Domain Developer API Introduction
Domain developer API takes client credentials as an authentication method. According to the API document(https://developer.domain.com.au/docs/v2/getting-started), I need to register an account in advance to obtain user Credentials. After registering a new account and receiving credentials information, I can utilize it to establish the OAuth2.0 authentication process and then call the developer API to download data.
- (A) The client authenticates to the authentication server and requests an access token.
- (B) After the authentication server confirms that it is correct, it provides the client with an access token.
According to the description of the API documentation (https://developer.domain.com.au/docs/v2/apis/pkg_properties_locations/references/suburbperformance_get_bynamedsuburb), I decided to use the following API to obtain suburb property sales data.
- After registering the Domain Developer API, I will get the client credential and then use this client credential to construct HTTP header information.
2. Once I obtain the Token, I can start constructing the field named Authorization: Bearer+Token and then put this field in the HTTP header. The following figure shows a complete API download workflow. Introducing the macro facilitates users to input the client credentials and filter the date range of history real estate data.

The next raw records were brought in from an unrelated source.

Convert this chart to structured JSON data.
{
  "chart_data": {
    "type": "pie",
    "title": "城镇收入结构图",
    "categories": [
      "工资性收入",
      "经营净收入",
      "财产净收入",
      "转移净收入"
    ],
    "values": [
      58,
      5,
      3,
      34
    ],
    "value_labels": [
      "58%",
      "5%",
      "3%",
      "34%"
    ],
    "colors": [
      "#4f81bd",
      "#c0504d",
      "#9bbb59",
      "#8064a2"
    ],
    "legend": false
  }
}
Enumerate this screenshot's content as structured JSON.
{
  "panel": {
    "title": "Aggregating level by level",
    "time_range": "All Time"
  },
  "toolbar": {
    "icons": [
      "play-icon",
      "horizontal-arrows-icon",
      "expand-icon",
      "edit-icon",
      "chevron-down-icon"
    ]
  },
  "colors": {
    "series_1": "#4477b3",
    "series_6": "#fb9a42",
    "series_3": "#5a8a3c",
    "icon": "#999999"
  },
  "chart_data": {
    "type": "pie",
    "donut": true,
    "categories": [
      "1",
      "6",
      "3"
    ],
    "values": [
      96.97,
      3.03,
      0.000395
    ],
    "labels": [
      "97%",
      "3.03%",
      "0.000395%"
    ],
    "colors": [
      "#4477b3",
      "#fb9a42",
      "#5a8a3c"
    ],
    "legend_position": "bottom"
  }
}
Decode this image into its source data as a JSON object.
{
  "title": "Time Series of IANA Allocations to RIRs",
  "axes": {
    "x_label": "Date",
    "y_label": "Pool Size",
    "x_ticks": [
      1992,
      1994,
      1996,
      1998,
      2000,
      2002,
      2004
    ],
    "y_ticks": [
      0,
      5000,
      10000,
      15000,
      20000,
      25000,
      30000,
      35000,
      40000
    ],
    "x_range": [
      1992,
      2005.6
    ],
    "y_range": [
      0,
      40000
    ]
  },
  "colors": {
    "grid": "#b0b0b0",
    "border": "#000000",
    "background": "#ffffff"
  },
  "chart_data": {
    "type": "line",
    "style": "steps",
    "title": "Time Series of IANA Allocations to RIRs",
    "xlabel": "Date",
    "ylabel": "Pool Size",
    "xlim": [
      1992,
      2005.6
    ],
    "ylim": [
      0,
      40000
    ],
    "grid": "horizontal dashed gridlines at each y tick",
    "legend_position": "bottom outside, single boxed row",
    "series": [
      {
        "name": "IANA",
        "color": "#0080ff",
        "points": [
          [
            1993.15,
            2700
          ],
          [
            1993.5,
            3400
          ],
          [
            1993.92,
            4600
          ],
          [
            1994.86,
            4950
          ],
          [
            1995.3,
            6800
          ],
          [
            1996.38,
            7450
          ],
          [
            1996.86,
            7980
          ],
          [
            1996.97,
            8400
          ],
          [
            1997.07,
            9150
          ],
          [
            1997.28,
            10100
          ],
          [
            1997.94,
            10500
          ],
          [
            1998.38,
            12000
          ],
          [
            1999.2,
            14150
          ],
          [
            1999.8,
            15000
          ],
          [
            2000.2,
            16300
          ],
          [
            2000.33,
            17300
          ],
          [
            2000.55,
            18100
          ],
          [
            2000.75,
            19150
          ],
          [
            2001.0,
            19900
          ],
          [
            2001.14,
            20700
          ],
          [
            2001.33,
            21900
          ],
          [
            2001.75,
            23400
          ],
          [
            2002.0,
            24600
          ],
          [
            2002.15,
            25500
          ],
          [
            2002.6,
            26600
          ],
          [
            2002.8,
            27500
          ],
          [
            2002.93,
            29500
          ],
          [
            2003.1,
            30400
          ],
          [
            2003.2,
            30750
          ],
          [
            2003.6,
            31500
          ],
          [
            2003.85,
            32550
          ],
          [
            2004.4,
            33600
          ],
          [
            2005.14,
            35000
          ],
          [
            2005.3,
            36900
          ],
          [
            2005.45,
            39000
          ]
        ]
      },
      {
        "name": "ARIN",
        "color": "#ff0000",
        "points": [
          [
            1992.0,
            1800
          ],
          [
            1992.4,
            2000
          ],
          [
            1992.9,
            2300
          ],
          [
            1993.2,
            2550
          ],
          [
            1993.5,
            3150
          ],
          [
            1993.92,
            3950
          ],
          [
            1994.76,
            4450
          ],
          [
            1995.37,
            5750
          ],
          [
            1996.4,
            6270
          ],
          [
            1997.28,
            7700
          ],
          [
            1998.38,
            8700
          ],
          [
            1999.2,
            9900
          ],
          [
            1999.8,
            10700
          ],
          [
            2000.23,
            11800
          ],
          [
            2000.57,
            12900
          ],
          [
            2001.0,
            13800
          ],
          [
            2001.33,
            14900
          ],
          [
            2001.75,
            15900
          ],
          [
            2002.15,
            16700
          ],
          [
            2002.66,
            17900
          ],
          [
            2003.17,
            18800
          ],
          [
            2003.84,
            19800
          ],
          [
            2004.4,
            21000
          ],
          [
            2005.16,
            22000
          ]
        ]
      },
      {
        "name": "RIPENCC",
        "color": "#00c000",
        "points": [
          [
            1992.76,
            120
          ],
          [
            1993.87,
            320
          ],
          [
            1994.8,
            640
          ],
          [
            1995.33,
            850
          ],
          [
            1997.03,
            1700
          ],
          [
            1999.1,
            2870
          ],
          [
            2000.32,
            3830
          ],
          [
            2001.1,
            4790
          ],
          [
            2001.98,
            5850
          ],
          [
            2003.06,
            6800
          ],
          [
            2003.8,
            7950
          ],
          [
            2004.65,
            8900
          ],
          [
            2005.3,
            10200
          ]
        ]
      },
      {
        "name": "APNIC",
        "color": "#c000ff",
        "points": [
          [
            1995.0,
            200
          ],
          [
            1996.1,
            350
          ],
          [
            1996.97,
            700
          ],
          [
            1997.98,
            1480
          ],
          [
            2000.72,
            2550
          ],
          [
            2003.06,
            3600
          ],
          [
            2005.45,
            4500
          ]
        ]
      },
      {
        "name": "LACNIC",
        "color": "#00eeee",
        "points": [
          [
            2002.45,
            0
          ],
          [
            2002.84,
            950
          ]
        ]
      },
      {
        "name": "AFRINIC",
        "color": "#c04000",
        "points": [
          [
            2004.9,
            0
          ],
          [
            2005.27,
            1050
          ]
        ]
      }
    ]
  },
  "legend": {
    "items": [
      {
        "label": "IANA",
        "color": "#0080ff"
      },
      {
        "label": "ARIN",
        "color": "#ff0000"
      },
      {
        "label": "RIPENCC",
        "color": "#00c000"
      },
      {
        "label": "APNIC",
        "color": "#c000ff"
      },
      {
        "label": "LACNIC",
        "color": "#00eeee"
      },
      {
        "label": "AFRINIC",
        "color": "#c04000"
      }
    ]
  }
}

- Batch download Sydney suburb real estate sales data
- Then I built my dashboard based on the data download from the API. The dashboard allows users to drill down to investigate the Sydney suburb real estate performance and compare historical performance through multiple dimensions.(dashboard link:https://public.tableau.com/app/profile/gary.li.j.h./viz/SydneyPropertyInsightv1_0/Dashboard)
Mastering the Alteryx Web scraping technique can address most data scraping needs in daily work. Compared with Python Web scraping, the low learning costs of the Alteryx Web scraping technique can significantly save learning time and can help to improve overall work efficiency.